Wednesday, 22 October 2014

Married texting & woman doctors

A couple of things that crossed my screen today that might be great starting points for thinking about projects.

Married texting
Alice Zhao analysed the texts between her and her now-husband in 2008 and 2014, looking at what changes as a couple goes from courting to marriage. She noticed things like they no longer greet each other. Seems like a lot could be done with this kind of thing--how does texting change between parent and child as the child moves away? How does it change from fresher's week to knowing people very well in year 3? Or, how does it change in other romantic relationships--would anyone have found what Zhao found?

Woman  female (etc.)
This piece by Maddie York in the Guardian style blog argues that woman shouldn't be used as an adjective as in woman doctor or women writers. She notes that people talk about male doctors not man doctors.  What's going on here?  Has it to do with the connotations of man/woman/male/female? Is something that's changing? What are the prescriptions, who's making them and why when it comes to these kinds of things?

Wednesday, 15 October 2014

Wonderings on evaluation

Two things today, both to do with evaluation:
  1. I (Charlotte) was talking about variation with the first year students recently and we tried out a few data elicitation methods including brainstorming alternative terms for everyday concepts. The interesting one for me was ‘pleased with yourself/about something’ because they drew an absolute blank and couldn't think of anything, except perhaps chuffed which they said they knew but wouldn't use. In contrast, when we looked at alternatives for terms like amazing etc. they had a huge number of candidates. So, it got me wondering, was this just a one off or, to use the appraisal terms, could it be that we are shifting towards expressing evaluation more in terms of appreciation (it was amazing/epic etc.) than affect (I was so happy/thrilled etc.)?
  2. The second thing was inspired again by something I was talking about with the first years, in this case an article by Charlie Brooker on hyperbole, and his argument is that a) this is something new and b) something that people do online but not in face to face interactions. You could test that…

Monday, 6 October 2014

A couple of things I've (Lynne C) been thinking about.

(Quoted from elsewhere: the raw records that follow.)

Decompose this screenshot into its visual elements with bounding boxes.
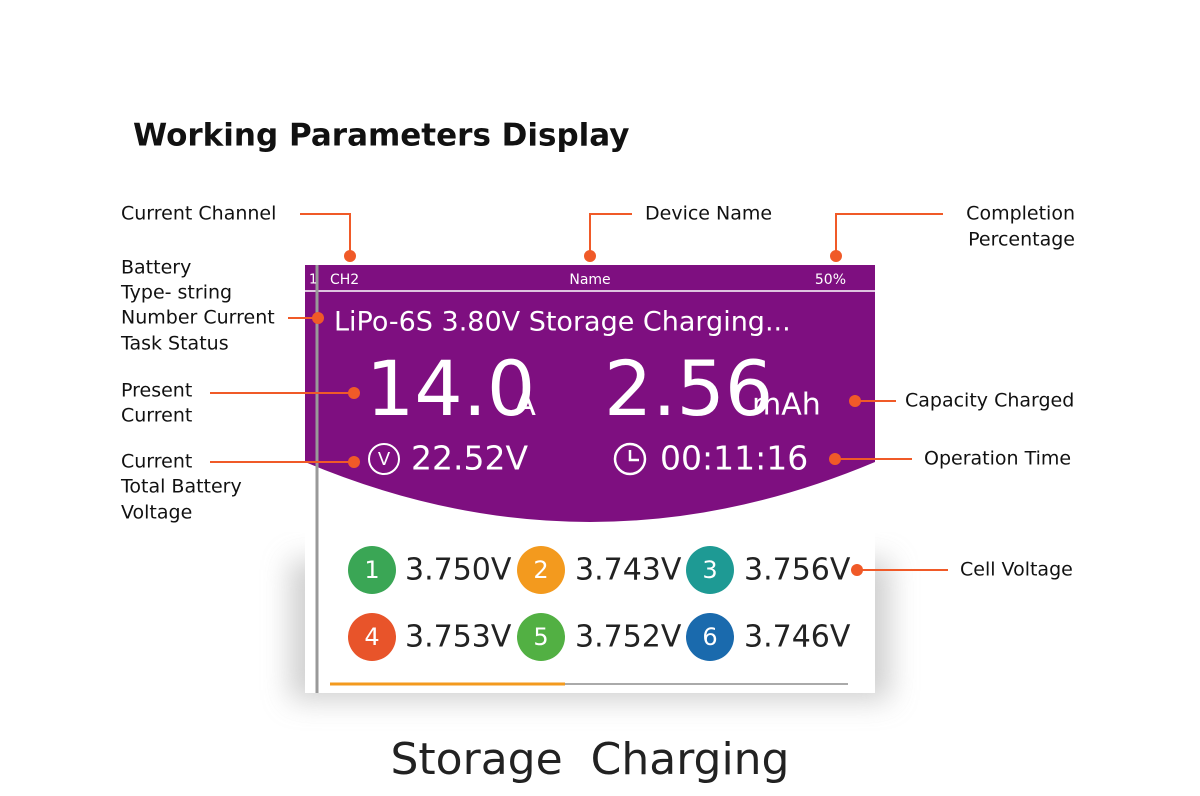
annotations: Current Channel Device Name Completion P…	[120, 203, 1075, 581]
cell-badge	[348, 613, 396, 661]
operation-time: 00:11:16	[660, 439, 808, 478]
annotation-label: Task Status	[120, 333, 229, 355]
leader-dot	[849, 395, 861, 407]
cell-voltage: 3.756V	[744, 553, 851, 588]
annotation-label: Present	[121, 380, 192, 402]
annotation-label: Current	[121, 405, 192, 427]
cell-voltage: 3.753V	[405, 620, 512, 655]
annotation-label: Current Channel	[121, 203, 276, 225]
leader-line	[589, 213, 632, 252]
cell-badge	[686, 613, 734, 661]
capacity-unit: mAh	[752, 388, 821, 423]
annotation-label: Voltage	[121, 502, 192, 524]
clock-hands	[628, 450, 639, 462]
leader-dot	[829, 453, 841, 465]
annotation-label: Type- string	[120, 282, 232, 304]
leader-dot	[584, 250, 596, 262]
leader-line	[300, 213, 351, 252]
leader-dot	[348, 387, 360, 399]
annotation-label: Number Current	[121, 307, 275, 329]
current: 14.0	[366, 344, 535, 433]
cell-voltage: 3.743V	[575, 553, 682, 588]
leader-dot	[348, 456, 360, 468]
voltage: 22.52V	[411, 439, 528, 478]
cell-badge	[348, 546, 396, 594]
cell-index: 1	[364, 556, 379, 584]
channel-index: 1	[309, 273, 317, 288]
cell-badge	[517, 613, 565, 661]
leader-dot	[312, 312, 324, 324]
annotation-label: Current	[121, 451, 192, 473]
cell-index: 4	[364, 623, 379, 651]
leader-dot	[830, 250, 842, 262]
title: Working Parameters Display	[133, 118, 629, 154]
annotation-label: Total Battery	[120, 476, 242, 498]
leader-dot	[344, 250, 356, 262]
voltage-icon	[368, 443, 400, 475]
current-unit: A	[514, 385, 536, 423]
annotation-label: Completion	[966, 203, 1075, 225]
cells: 1 3.750V 2 3.743V 3 3.756V 4 3.753V 5 3.…	[348, 546, 851, 661]
device-name: Name	[569, 272, 610, 288]
annotation-label: Battery	[121, 257, 191, 279]
cell-badge	[517, 546, 565, 594]
caption: Storage Charging	[391, 734, 790, 785]
task-status: LiPo-6S 3.80V Storage Charging...	[334, 307, 791, 338]
leader-dot	[851, 564, 863, 576]
voltage-icon-letter: V	[378, 449, 391, 470]
annotation-label: Capacity Charged	[905, 390, 1074, 412]
cell-voltage: 3.750V	[405, 553, 512, 588]
leader-line	[835, 213, 943, 252]
cell-index: 6	[702, 623, 717, 651]
annotation-label: Percentage	[968, 229, 1075, 251]
cell-badge	[686, 546, 734, 594]
annotation-label: Cell Voltage	[960, 559, 1073, 581]
channel: CH2	[330, 272, 359, 288]
cell-index: 2	[533, 556, 548, 584]
cell-voltage: 3.752V	[575, 620, 682, 655]
annotation-label: Device Name	[645, 203, 772, 225]
clock-icon	[613, 442, 647, 476]
cell-index: 5	[533, 623, 548, 651]
cell-index: 3	[702, 556, 717, 584]
capacity: 2.56	[604, 344, 773, 433]
cell-voltage: 3.746V	[744, 620, 851, 655]
annotation-label: Operation Time	[924, 448, 1071, 470]
screen-header-panel	[305, 265, 875, 522]
percentage: 50%	[815, 272, 846, 288]
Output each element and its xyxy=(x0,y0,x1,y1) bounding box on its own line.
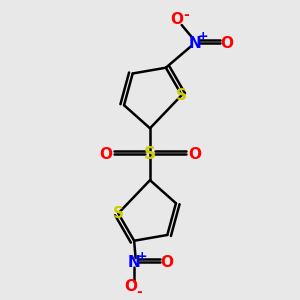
Text: -: - xyxy=(136,285,142,299)
Text: N: N xyxy=(188,36,201,51)
Text: +: + xyxy=(197,30,208,44)
Text: +: + xyxy=(137,250,148,262)
Text: S: S xyxy=(176,88,187,103)
Text: -: - xyxy=(183,8,189,22)
Text: N: N xyxy=(128,255,140,270)
Text: O: O xyxy=(160,255,173,270)
Text: O: O xyxy=(220,36,233,51)
Text: O: O xyxy=(99,147,112,162)
Text: O: O xyxy=(170,12,183,27)
Text: O: O xyxy=(124,279,137,294)
Text: O: O xyxy=(188,147,201,162)
Text: S: S xyxy=(144,145,156,163)
Text: S: S xyxy=(113,206,124,221)
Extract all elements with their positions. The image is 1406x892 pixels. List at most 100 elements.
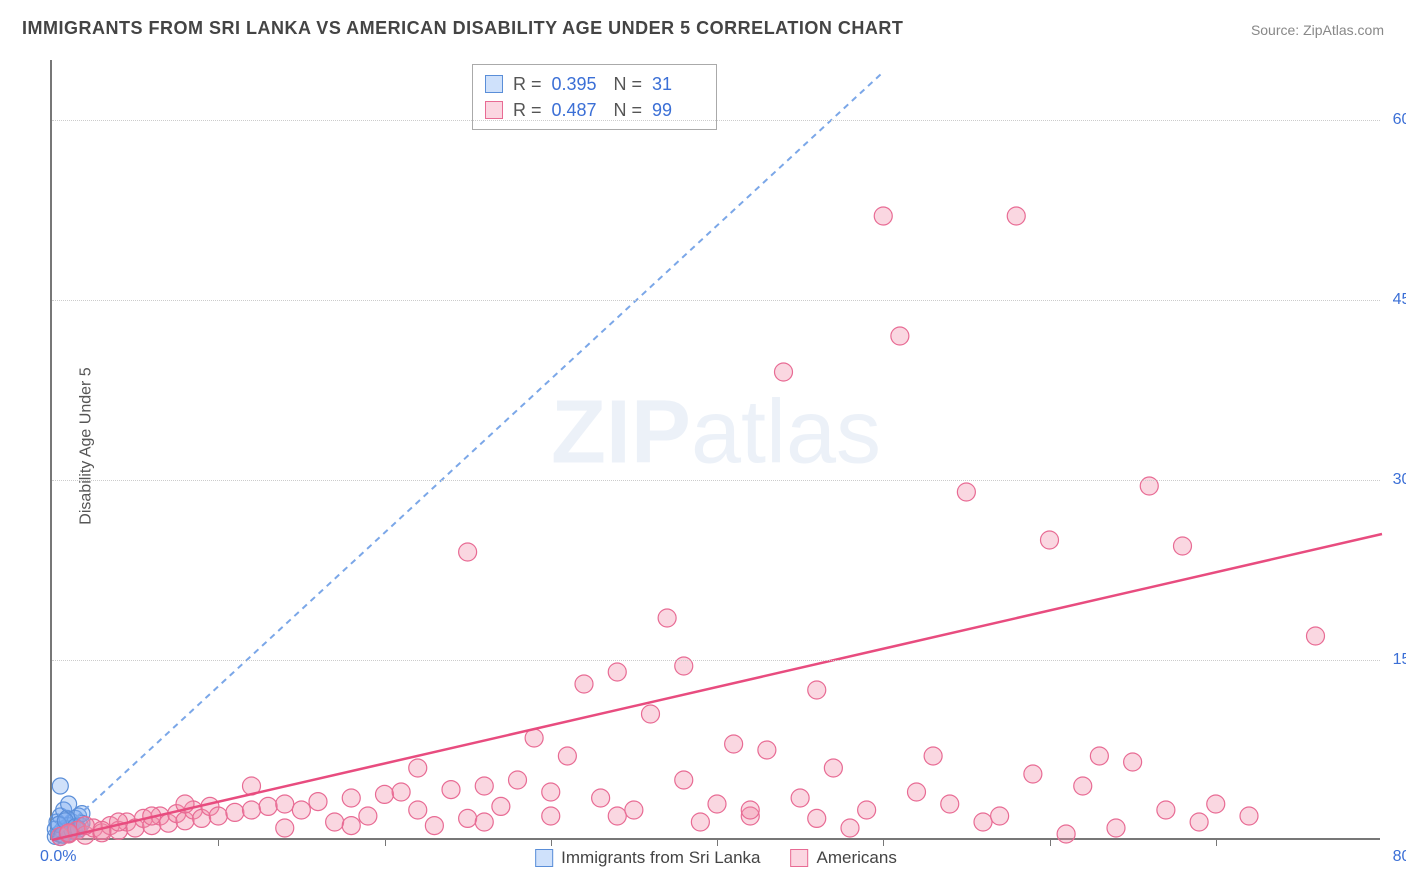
data-point xyxy=(625,801,643,819)
data-point xyxy=(841,819,859,837)
data-point xyxy=(1041,531,1059,549)
legend-label: Americans xyxy=(817,848,897,868)
data-point xyxy=(808,681,826,699)
data-point xyxy=(808,809,826,827)
data-point xyxy=(592,789,610,807)
data-point xyxy=(276,795,294,813)
data-point xyxy=(392,783,410,801)
plot-area: ZIPatlas R =0.395N =31R =0.487N =99 0.0%… xyxy=(50,60,1380,840)
data-point xyxy=(691,813,709,831)
x-tick xyxy=(883,838,884,846)
data-point xyxy=(1090,747,1108,765)
data-point xyxy=(292,801,310,819)
y-tick-label: 60.0% xyxy=(1393,111,1406,129)
x-origin-label: 0.0% xyxy=(40,848,76,866)
data-point xyxy=(725,735,743,753)
x-max-label: 80.0% xyxy=(1393,848,1406,866)
data-point xyxy=(309,793,327,811)
data-point xyxy=(342,789,360,807)
data-point xyxy=(442,781,460,799)
data-point xyxy=(209,807,227,825)
x-tick xyxy=(551,838,552,846)
data-point xyxy=(741,801,759,819)
data-point xyxy=(409,801,427,819)
data-point xyxy=(1240,807,1258,825)
y-tick-label: 45.0% xyxy=(1393,291,1406,309)
data-point xyxy=(1307,627,1325,645)
data-point xyxy=(409,759,427,777)
data-point xyxy=(658,609,676,627)
data-point xyxy=(243,801,261,819)
regression-line xyxy=(52,72,883,840)
data-point xyxy=(1057,825,1075,843)
data-point xyxy=(276,819,294,837)
data-point xyxy=(459,543,477,561)
data-point xyxy=(908,783,926,801)
gridline xyxy=(52,480,1380,481)
data-point xyxy=(575,675,593,693)
data-point xyxy=(858,801,876,819)
data-point xyxy=(924,747,942,765)
data-point xyxy=(359,807,377,825)
chart-title: IMMIGRANTS FROM SRI LANKA VS AMERICAN DI… xyxy=(22,18,903,39)
legend-label: Immigrants from Sri Lanka xyxy=(561,848,760,868)
data-point xyxy=(475,777,493,795)
data-point xyxy=(342,817,360,835)
data-point xyxy=(775,363,793,381)
data-point xyxy=(509,771,527,789)
data-point xyxy=(957,483,975,501)
source-label: Source: ZipAtlas.com xyxy=(1251,22,1384,38)
data-point xyxy=(1157,801,1175,819)
data-point xyxy=(974,813,992,831)
data-point xyxy=(708,795,726,813)
data-point xyxy=(326,813,344,831)
data-point xyxy=(1024,765,1042,783)
data-point xyxy=(1190,813,1208,831)
data-point xyxy=(60,824,78,842)
x-tick xyxy=(717,838,718,846)
data-point xyxy=(542,807,560,825)
regression-line xyxy=(52,534,1382,840)
data-point xyxy=(891,327,909,345)
data-point xyxy=(608,807,626,825)
data-point xyxy=(376,785,394,803)
data-point xyxy=(425,817,443,835)
x-tick xyxy=(1050,838,1051,846)
data-point xyxy=(642,705,660,723)
data-point xyxy=(758,741,776,759)
data-point xyxy=(824,759,842,777)
data-point xyxy=(492,797,510,815)
data-point xyxy=(259,797,277,815)
gridline xyxy=(52,300,1380,301)
legend-bottom: Immigrants from Sri Lanka Americans xyxy=(535,848,897,868)
data-point xyxy=(1207,795,1225,813)
y-tick-label: 15.0% xyxy=(1393,651,1406,669)
data-point xyxy=(608,663,626,681)
y-tick-label: 30.0% xyxy=(1393,471,1406,489)
legend-swatch xyxy=(791,849,809,867)
data-point xyxy=(1174,537,1192,555)
scatter-svg xyxy=(52,60,1380,838)
data-point xyxy=(675,771,693,789)
gridline xyxy=(52,120,1380,121)
data-point xyxy=(791,789,809,807)
data-point xyxy=(1074,777,1092,795)
x-tick xyxy=(1216,838,1217,846)
data-point xyxy=(61,796,77,812)
data-point xyxy=(459,809,477,827)
data-point xyxy=(941,795,959,813)
data-point xyxy=(542,783,560,801)
x-tick xyxy=(385,838,386,846)
data-point xyxy=(1124,753,1142,771)
data-point xyxy=(558,747,576,765)
data-point xyxy=(475,813,493,831)
x-tick xyxy=(218,838,219,846)
legend-item: Americans xyxy=(791,848,897,868)
data-point xyxy=(874,207,892,225)
data-point xyxy=(1107,819,1125,837)
gridline xyxy=(52,660,1380,661)
data-point xyxy=(226,803,244,821)
data-point xyxy=(1007,207,1025,225)
data-point xyxy=(52,778,68,794)
data-point xyxy=(991,807,1009,825)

  1. A few years ago a student did a project on duplication of letters in CMC (e.g. sooooo). It occurred to me that this kind of thing should be used less on Twitter, where every character counts. Is that the case? Do Twitter users still use duplication when they use other forms of CMC?
  2. I'm not quite sure what might make a doable project in this area, but I'm intrigued by the increased use of writing without spaces. We had to start getting used to it when we had web sites named with phrases or sentences without their spaces (e.g. and it can lead to some hilariously unfortunate ambiguities (kidsexchange, for example). But now people are doing this in sometimes very long twitter hashtags. Before the days of Windows people using computers used to use the underscore _ to replace spaces in, for example, filenames. Why don’t Twitter users do something like that to avoid ambiguity? (There are two separate issues here – the restricted number of characters, which applies to spaces and underscores equally, but also the requirement that a hashtag has no spaces.) Or another way to look at it would be to ask whether the space is overrated – how often do we actually have trouble reading phrases without spaces? 

Colour names

I enjoyed this Slate article about the explosion in Crayola crayon colours since 1903, and it got me thinking about the names of those colours. I feel like I learnt a lot from the colour names on the sides of my crayons when I was a child, since they often were words I didn't know ('burnt umber', 'cornflower'), which led me to knowledge or beliefs about the things that those names are for. (I've never knowingly seen a cornflower, but I have strong opinions about what colour they are.) There was also a tendency then to have a crayons named blue-green and orange-yellow and others in the (big) box named green-blue and yellow-orange, and I (little word-nerd that I was) liked to think about what those combinations and orders meant.

There's an interactive chart of  (US) Crayola crayon colours and names here. Some of the old names are there, some have died out, but there are also colour names like 'Mango Tango' and 'Atomic Orange'. (The big set of Crayola markers we have at home seems to have a different set of names from the crayons, and they have a more modern sound.) 

So I'm thinking about various things like:
  • What can/do children today learn about colours and the world from the names of their crayons? 
  • How do insitutionalised specific colour-names like this affect different generations' ideas about which colours these names might express?
  • What are the motivations and trends for changing or inventing new colour names in contexts like this? (Fashion, lipstick, cars are other areas with specific name trends.)
  • There's a fair amount of work out there on gender and colour nameability. Are there any indications of gender-consciousness in this name set. Presumably, Crayola wants to be marketing its products to boys and girls and wants drawing/colouring to be an activity that's not particularly gendered. But can we see any gendering in the names of particular colours? 
  • Crayola is an institution in the US. (It really, really is.) Is something else the more institutional source of colour names for children in the UK? How does it compare? Do US adults (of my generation-ish) have different colour vocabularies and different ideas about certain colour names refer from UK adults who might not have the same institutionalisation of so many colours? 
Does colour-naming (by Crayola or other companies) raise other questions for you?